As of now plastic surgery in Mexico is at the height of fame, thanks to medical tourism agencies. Mexico offers the same medical care quality as the U.S. but goes out with rock-bottom plastic surgery cost. Although the medical care in Mexico may not be as inexpensive as the ones in some Asian nations, the proximity to the U.S. is a big advantage to patients. Some U.S. companies are now sending employees to Mexico for their annual checkups. Some expert also find Mexico as a definite answer to treat the aging and under-insured Americans at a time when the retirement of baby boomers will further tax the U.S. health care system. An estimated 43 million Americans, about 15 percent of the population, are uninsured, according to a Census Bureau study.

The growth of medical tourism in Mexico and how the country will mature in terms of health care will determine the future of most American patients. According to Peter Maddox, Christus Health senior vice president for business, strategy and corporate development, "Our country will go broke unless we find a health care alternative". He sees Mexico as a wonderful alternative with incredible potential.

Paul D. Johnson is an analyst and one of the medical experts of GoSculptura, a medical tourism leader in the organization of packages for plastic surgery in Mexico. Patients will have the benefit to know information such as plastic surgery cost and inquiries on how to get affordable plastic surgery in Argentina by visiting the site - Gosculptura.com.

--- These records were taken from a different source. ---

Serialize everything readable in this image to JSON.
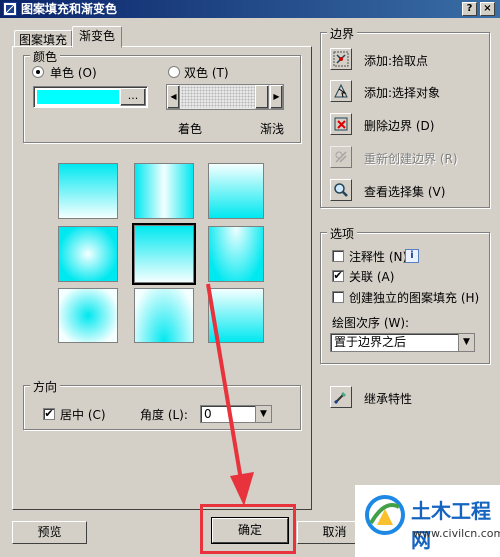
{
  "window": {
    "title": "图案填充和渐变色",
    "help_label": "?",
    "close_label": "×"
  },
  "tabs": [
    {
      "label": "图案填充"
    },
    {
      "label": "渐变色"
    }
  ],
  "color_group": {
    "title": "颜色",
    "single_label": "单色 (O)",
    "double_label": "双色 (T)",
    "browse_label": "...",
    "shade_label": "着色",
    "tint_label": "渐浅",
    "selected": "single",
    "gradient_color": "#00ffff",
    "shade_level": 0.97
  },
  "direction_group": {
    "title": "方向",
    "centered_label": "居中 (C)",
    "centered_checked": true,
    "angle_label": "角度 (L):",
    "angle_value": "0"
  },
  "boundary_group": {
    "title": "边界",
    "items": [
      {
        "label": "添加:拾取点",
        "icon": "pick-points-icon",
        "enabled": true
      },
      {
        "label": "添加:选择对象",
        "icon": "select-objects-icon",
        "enabled": true
      },
      {
        "label": "删除边界 (D)",
        "icon": "remove-boundary-icon",
        "enabled": true
      },
      {
        "label": "重新创建边界 (R)",
        "icon": "recreate-boundary-icon",
        "enabled": false
      },
      {
        "label": "查看选择集 (V)",
        "icon": "view-selection-icon",
        "enabled": true
      }
    ]
  },
  "options_group": {
    "title": "选项",
    "annotative_label": "注释性 (N)",
    "annotative_checked": false,
    "associative_label": "关联 (A)",
    "associative_checked": true,
    "separate_label": "创建独立的图案填充 (H)",
    "separate_checked": false,
    "draw_order_label": "绘图次序 (W):",
    "draw_order_value": "置于边界之后"
  },
  "inherit_label": "继承特性",
  "buttons": {
    "preview": "预览",
    "ok": "确定",
    "cancel": "取消"
  },
  "watermark": {
    "brand": "土木工程网",
    "url": "www.civilcn.com"
  },
  "annotation": {
    "highlight_color": "#e8323c"
  }
}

12 Reasons to Choose a Senior Planning Service

Not near your loved ones? Can't be there all the time to care for, support, and help? Concerned and fearful about their well being? No need to worry anymore....

That's now a Senior Planning Service's responsibility!!!!

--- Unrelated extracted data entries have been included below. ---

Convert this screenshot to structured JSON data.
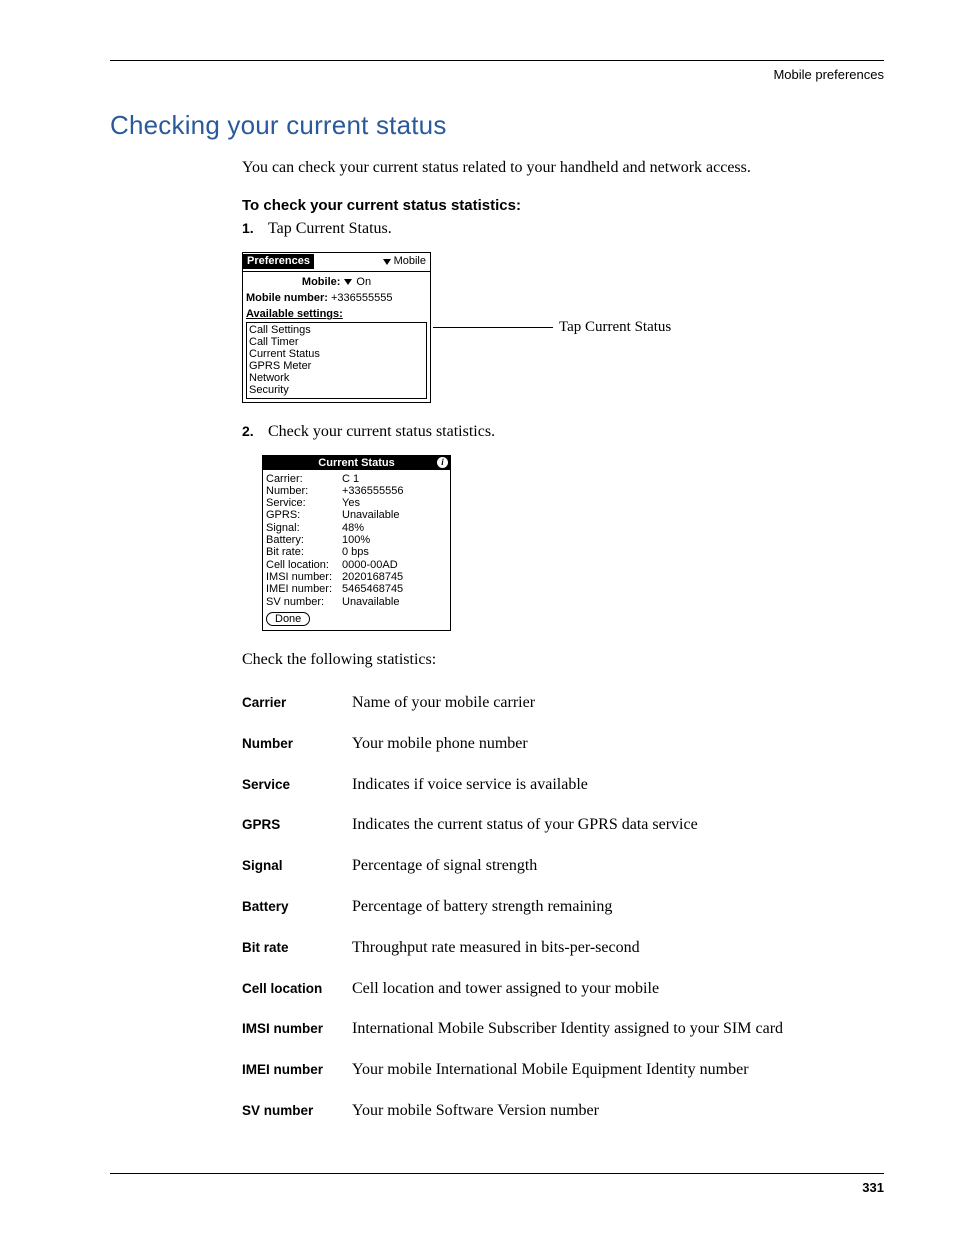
{
  "header": {
    "section": "Mobile preferences"
  },
  "title": "Checking your current status",
  "intro": "You can check your current status related to your handheld and network access.",
  "procedure_heading": "To check your current status statistics:",
  "steps": [
    {
      "num": "1.",
      "text": "Tap Current Status."
    },
    {
      "num": "2.",
      "text": "Check your current status statistics."
    }
  ],
  "callout": "Tap Current Status",
  "prefs_screen": {
    "title_tab": "Preferences",
    "title_drop": "Mobile",
    "mobile_label": "Mobile:",
    "mobile_value": "On",
    "number_label": "Mobile number:",
    "number_value": "+336555555",
    "avail_heading": "Available settings:",
    "settings": [
      "Call Settings",
      "Call Timer",
      "Current Status",
      "GPRS Meter",
      "Network",
      "Security"
    ]
  },
  "status_screen": {
    "title": "Current Status",
    "rows": [
      {
        "label": "Carrier:",
        "value": "C 1"
      },
      {
        "label": "Number:",
        "value": "+336555556"
      },
      {
        "label": "Service:",
        "value": "Yes"
      },
      {
        "label": "GPRS:",
        "value": "Unavailable"
      },
      {
        "label": "Signal:",
        "value": "48%"
      },
      {
        "label": "Battery:",
        "value": "100%"
      },
      {
        "label": "Bit rate:",
        "value": "0 bps"
      },
      {
        "label": "Cell location:",
        "value": "0000-00AD"
      },
      {
        "label": "IMSI number:",
        "value": "2020168745"
      },
      {
        "label": "IMEI number:",
        "value": "5465468745"
      },
      {
        "label": "SV number:",
        "value": "Unavailable"
      }
    ],
    "done": "Done"
  },
  "defs_intro": "Check the following statistics:",
  "defs": [
    {
      "term": "Carrier",
      "desc": "Name of your mobile carrier"
    },
    {
      "term": "Number",
      "desc": "Your mobile phone number"
    },
    {
      "term": "Service",
      "desc": "Indicates if voice service is available"
    },
    {
      "term": "GPRS",
      "desc": "Indicates the current status of your GPRS data service"
    },
    {
      "term": "Signal",
      "desc": "Percentage of signal strength"
    },
    {
      "term": "Battery",
      "desc": "Percentage of battery strength remaining"
    },
    {
      "term": "Bit rate",
      "desc": "Throughput rate measured in bits-per-second"
    },
    {
      "term": "Cell location",
      "desc": "Cell location and tower assigned to your mobile"
    },
    {
      "term": "IMSI number",
      "desc": "International Mobile Subscriber Identity assigned to your SIM card"
    },
    {
      "term": "IMEI number",
      "desc": "Your mobile International Mobile Equipment Identity number"
    },
    {
      "term": "SV number",
      "desc": "Your mobile Software Version number"
    }
  ],
  "page_number": "331"
}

  1. Senior planning services are available 24 hours a day, 7 days a week, 365 days a year so you don't need to be there.
  2. If you think your family is difficult to deal with, believe me, they probably have met worse.
  3. Next time your Dad calls and starts to drive you nuts you can tell him to call the senior planning service instead. Your mother can call when ever she wants and talk all about her lumbago, sciatica, or Mrs Sweeny's gallbladder surgery. Every situation is different; every life unique; A senior planning coordinator will customize their services to meet the needs of each individual client.
  4. A senior planning service can be less expensive than roundtrip airfares. They will save you time, money and aggravation while providing respect and compassion for your loved ones. A senior planning service can be less expensive than roundtrip airfares.
  5. Senior planning coordinators are conscientious and dedicated and will provide you with important information that will allow you the ability to choose which assisted living or nursing facility best fits your parents needs and personality.
  6. Your parents can't push their buttons. Senior planning coordinators are trained professionals and have experience in managing different situations, plus your parents didn't know them when they were in diapers.
  7. To Mom and Dad your still a kid and wet behind the ears. How can you possible know what's best for them? A senior planning coordinator will explain to them in a way that they will understand and accept, what you have been trying to advise them all along.
  8. A senior planning service can accomplish in two hours what could possibly take you weeks to achieve.
  9. A senior planning coordinator can tell your "know it all" annoying sibling that they really "don't know it all" without causing a major family feud. They can mediate between family members without causing any hurt feelings.
  10. A senior planning coordinator knows how to help your folks get through the fear of spending their retirement savings, when they are in need of additional help.
  11. A senior planning service will provides you with the stress free, ease of mind knowledge, that they will quickly check up on your parent when you're told "everything is ok" and you know better.
  12. A senior planning service will ensure that you and your family feel comfortable with your decisions and the quality of care your loved ones will receive.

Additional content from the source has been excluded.